Yeah, but that's comparing it to a musician switching instrument, instead of just a musician switching the place they play. The comparison then would be that a desktop app programmer does a todo app, or they do a calendar app. Both involving still the same instrument/area of programming, but different environments of sorts.
I do agree with your points here, but they don't align with the original quote I was responding to.
> But programming is exactly the same. A programmer knows how to program.
This would be akin to saying a cello player knows how to orchestra, and changing instruments wouldn't be a problem.
Software development in the frontend, backend, database, etc are very different skills especially when at a non-junior level. Expecting someone to jump between them without much to any training is like expecting a cellist to jump over to the violin.
I don't see the point. If/when that happens, programmers start doing the thing that comes next. The thread was about skills, ASM skills aren't irrelevant for doing C, C skills aren't irrelevant for doing Python and so on.
One-trick ponies aren't good programmers in the first place.
Many things that come next isn't programming as we know it.
Already today, see SaaS products for content management, CMS and no-code frontend.
There is zero programming, what one ends up doing is configuring SaaS products to connect among themselves, plug data sources, have AI algorithms process marketing data, export a generated UI into Vercel/Nelify and that is about it for 90% of customers.
> Consider a developer versed in CRUD apps obsoleted by a code generator AI and, they need to pivot to something different. e.g.: UI, simulation, games or system. That pivot will require different languages, different mindset, different knowledge (simulation and games needs different sets of deep math, UI needs new tools and paradigms, system requires a different knowledge stack from hardware to lower levels of OS, etc.).
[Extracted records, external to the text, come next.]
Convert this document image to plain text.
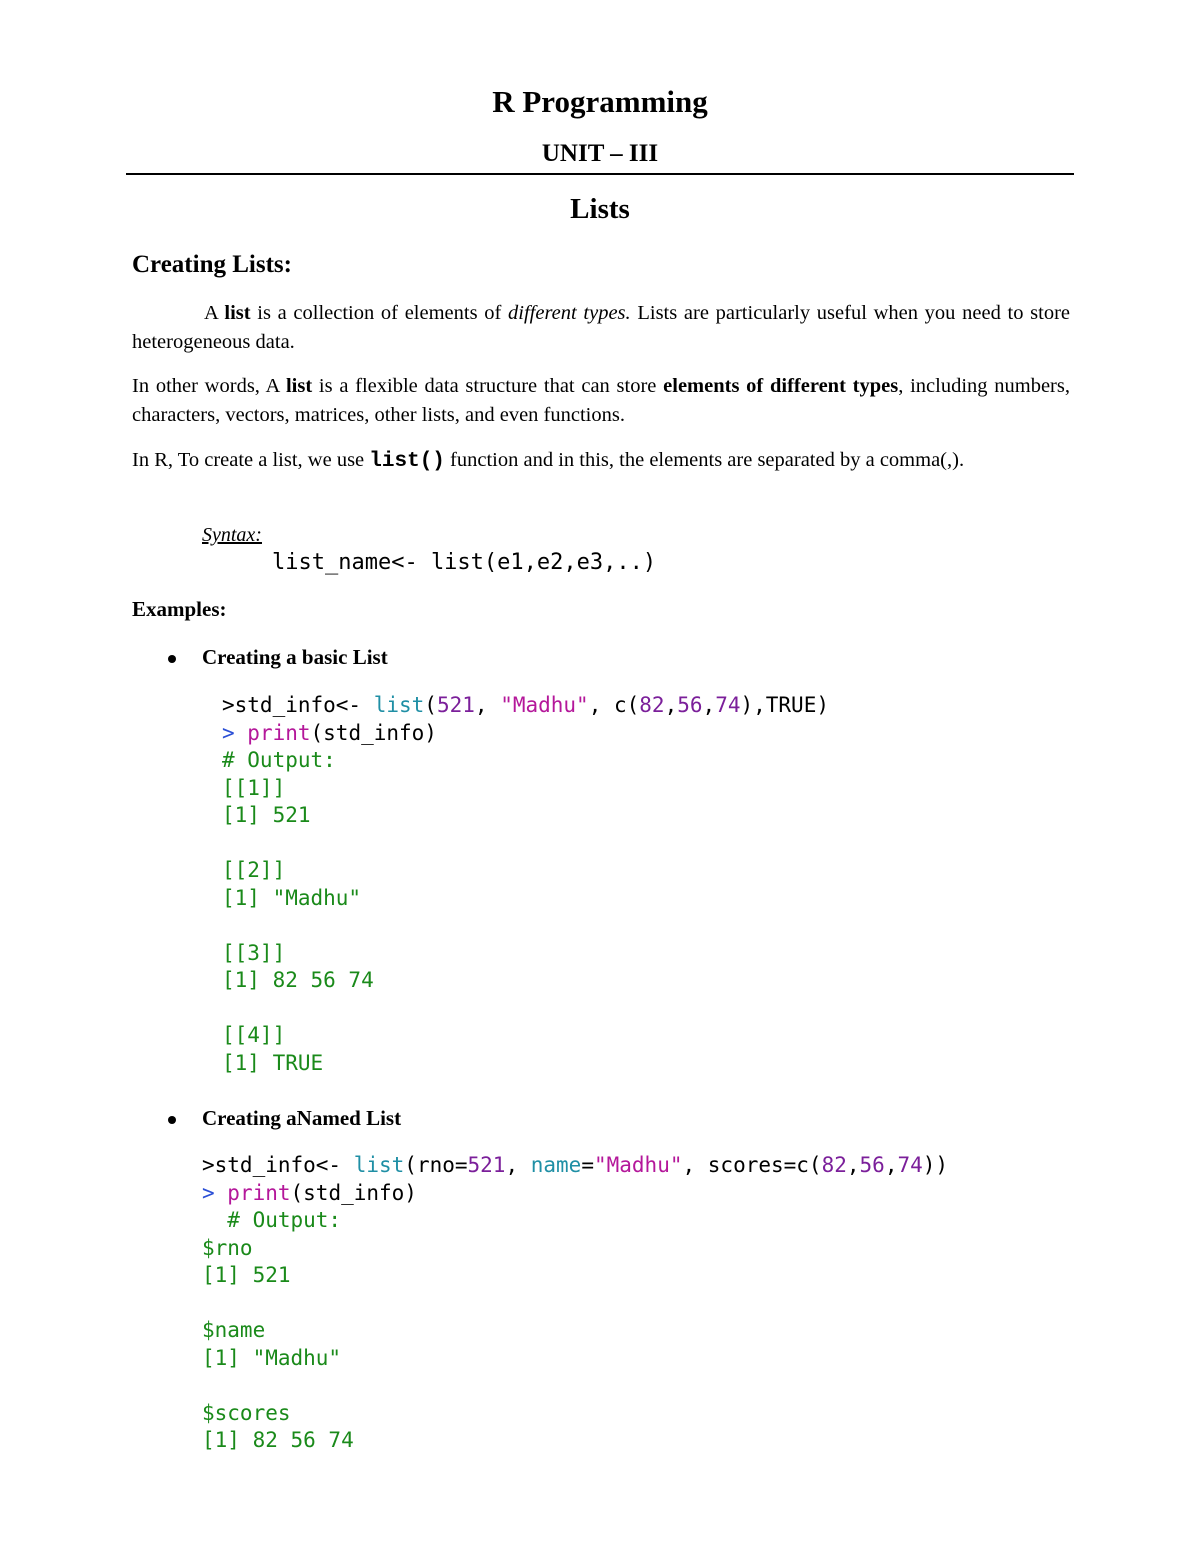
R Programming
UNIT – III
Lists
Creating Lists:
A list is a collection of elements of different types. Lists are particularly useful when you need to store heterogeneous data.
In other words, A list is a flexible data structure that can store elements of different types, including numbers, characters, vectors, matrices, other lists, and even functions.
In R, To create a list, we use list() function and in this, the elements are separated by a comma(,).
Syntax:
list_name<- list(e1,e2,e3,..)
Examples:
Creating a basic List
>std_info<- list(521, "Madhu", c(82,56,74),TRUE)
> print(std_info)
# Output:
[[1]]
[1] 521

[[2]]
[1] "Madhu"

[[3]]
[1] 82 56 74

[[4]]
[1] TRUE
Creating aNamed List
>std_info<- list(rno=521, name="Madhu", scores=c(82,56,74))
> print(std_info)
# Output:
$rno
[1] 521

$name
[1] "Madhu"

$scores
[1] 82 56 74
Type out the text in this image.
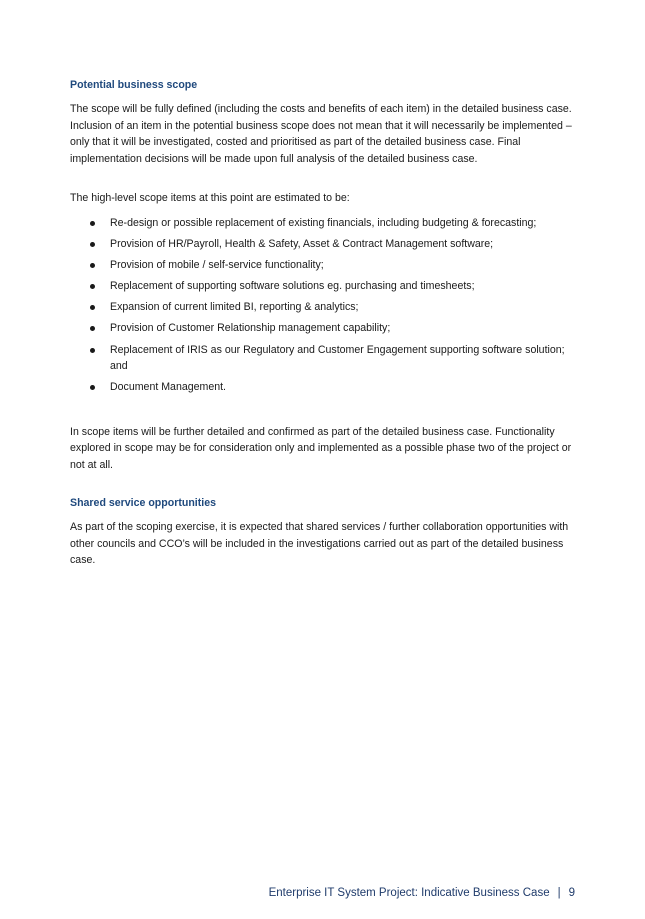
Potential business scope

The scope will be fully defined (including the costs and benefits of each item) in the detailed business case. Inclusion of an item in the potential business scope does not mean that it will necessarily be implemented – only that it will be investigated, costed and prioritised as part of the detailed business case. Final implementation decisions will be made upon full analysis of the detailed business case.

The high-level scope items at this point are estimated to be:

Re-design or possible replacement of existing financials, including budgeting & forecasting;
Provision of HR/Payroll, Health & Safety, Asset & Contract Management software;
Provision of mobile / self-service functionality;
Replacement of supporting software solutions eg. purchasing and timesheets;
Expansion of current limited BI, reporting & analytics;
Provision of Customer Relationship management capability;
Replacement of IRIS as our Regulatory and Customer Engagement supporting software solution; and
Document Management.

In scope items will be further detailed and confirmed as part of the detailed business case. Functionality explored in scope may be for consideration only and implemented as a possible phase two of the project or not at all.

Shared service opportunities

As part of the scoping exercise, it is expected that shared services / further collaboration opportunities with other councils and CCO’s will be included in the investigations carried out as part of the detailed business case.

Enterprise IT System Project: Indicative Business Case | 9
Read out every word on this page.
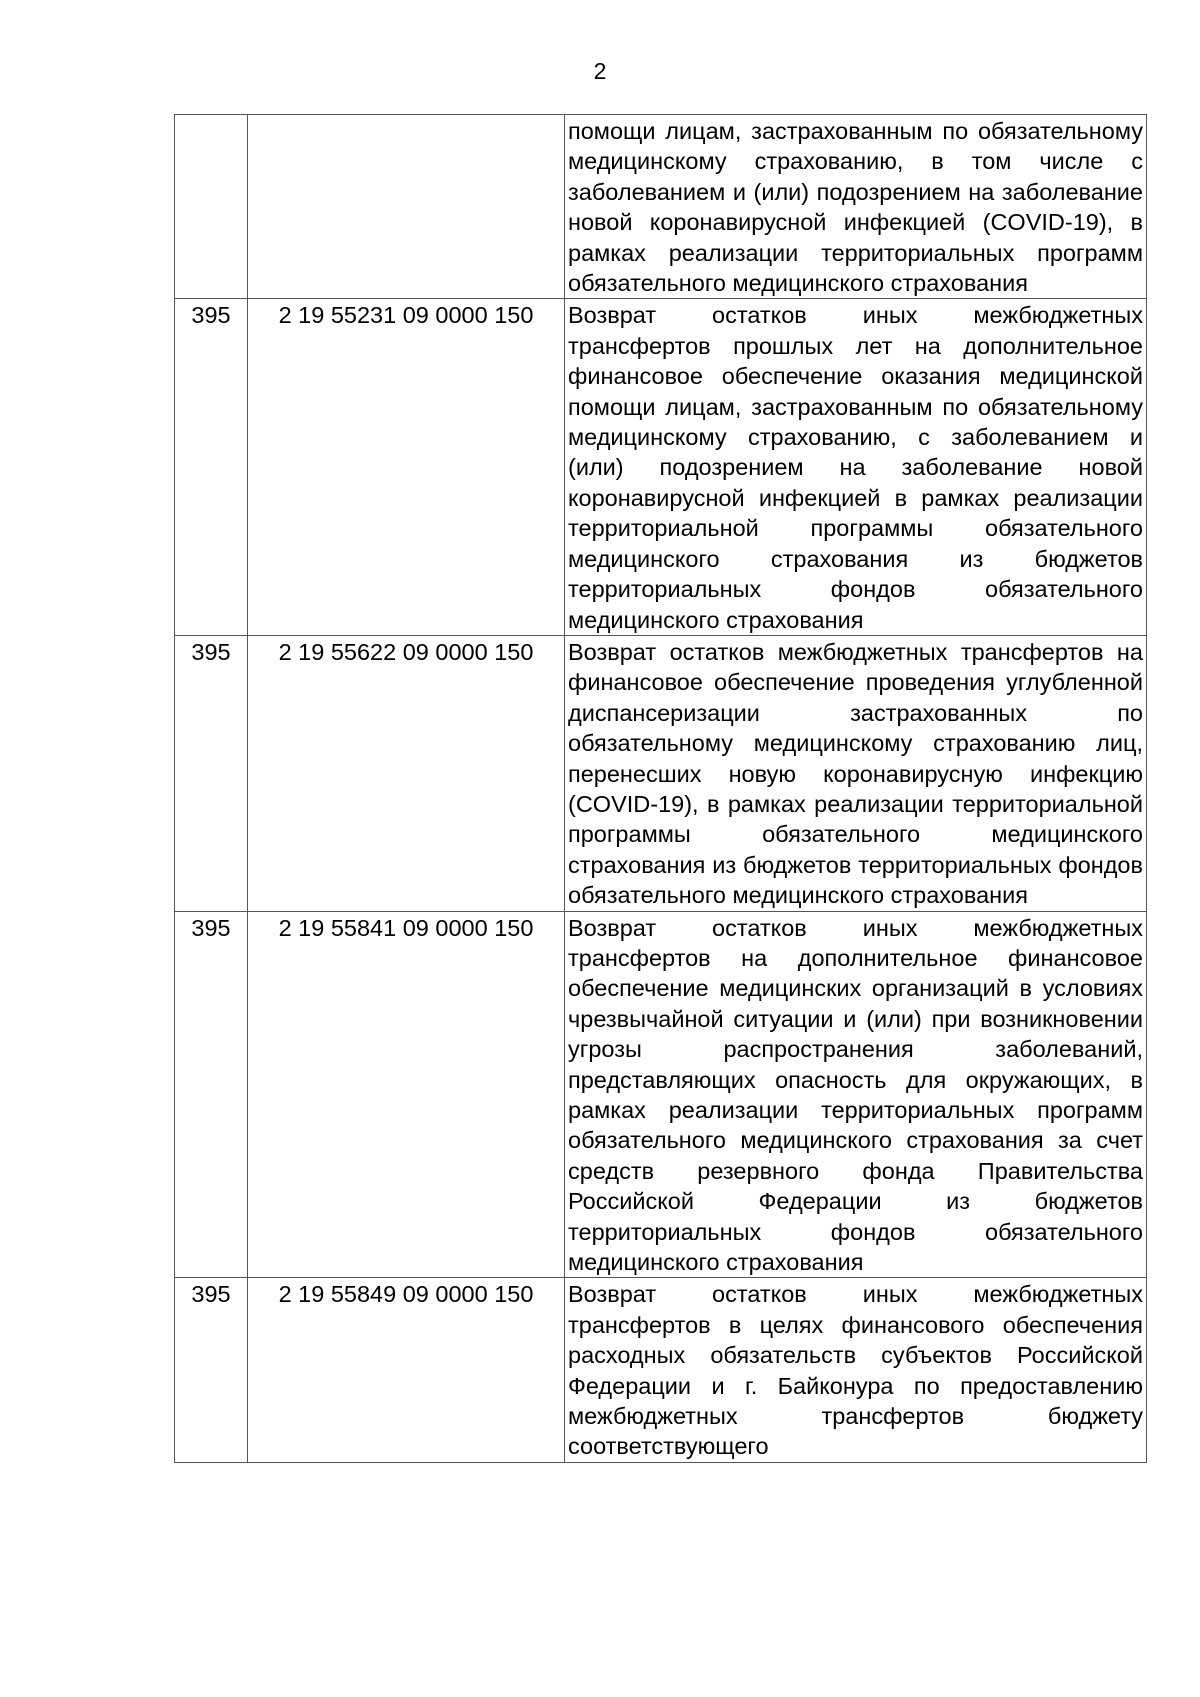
2
		помощи лицам, застрахованным по обязательному медицинскому страхованию, в том числе с заболеванием и (или) подозрением на заболевание новой коронавирусной инфекцией (COVID-19), в рамках реализации территориальных программ обязательного медицинского страхования
395	2 19 55231 09 0000 150	Возврат остатков иных межбюджетных трансфертов прошлых лет на дополнительное финансовое обеспечение оказания медицинской помощи лицам, застрахованным по обязательному медицинскому страхованию, с заболеванием и (или) подозрением на заболевание новой коронавирусной инфекцией в рамках реализации территориальной программы обязательного медицинского страхования из бюджетов территориальных фондов обязательного медицинского страхования
395	2 19 55622 09 0000 150	Возврат остатков межбюджетных трансфертов на финансовое обеспечение проведения углубленной диспансеризации застрахованных по обязательному медицинскому страхованию лиц, перенесших новую коронавирусную инфекцию (COVID-19), в рамках реализации территориальной программы обязательного медицинского страхования из бюджетов территориальных фондов обязательного медицинского страхования
395	2 19 55841 09 0000 150	Возврат остатков иных межбюджетных трансфертов на дополнительное финансовое обеспечение медицинских организаций в условиях чрезвычайной ситуации и (или) при возникновении угрозы распространения заболеваний, представляющих опасность для окружающих, в рамках реализации территориальных программ обязательного медицинского страхования за счет средств резервного фонда Правительства Российской Федерации из бюджетов территориальных фондов обязательного медицинского страхования
395	2 19 55849 09 0000 150	Возврат остатков иных межбюджетных трансфертов в целях финансового обеспечения расходных обязательств субъектов Российской Федерации и г. Байконура по предоставлению межбюджетных трансфертов бюджету соответствующего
This is nothing new, though. There used to be very lucrative job titles like "webmaster" or "web developer" whose daily work consisted of creating bespoke, static websites created with raw HTML and CSS. Whenever a customer wanted their website updated, even if just textual content updates, they got to bill a few hundred bucks to copy and paste the text into their site and upload the updated files onto whatever shared web hosting they were using.
Tools were invented: first WYSIWYG editors like Microsoft Frontpage, then content management systems so users could update their own websites, then full-on SaaS website designers like Wix, and now the current state of, well maybe your business doesn't even really need a website because you can just make a Facebook page instead.
When I was going to university in 2005, I was heavily warned by (cough) "experts" that due to this, plus the imminent wave of outsourcing of "IT" to low-cost developers in India and Bangladesh, that learning web-based software development was a dead-end career path, and US software developer salaries would cap out at $75k unless you got into management... yeah.
So, yes, you'll need to pivot as you always have in the industry. Any potential threat from AI isn't anything new. And it's not nearly as impactful as switching from playing cello to piano.
I've read that there was familiar controversy over player-piano rolls in the early 1900s/late 1800s. They'd be created in the eastern US and then be duplicated out west, potentially putting pianists out of a job.
I wonder if "The Orchestra that draws no salary" was as controversial at the time as "Artisans won't complain about work-life balance" is today.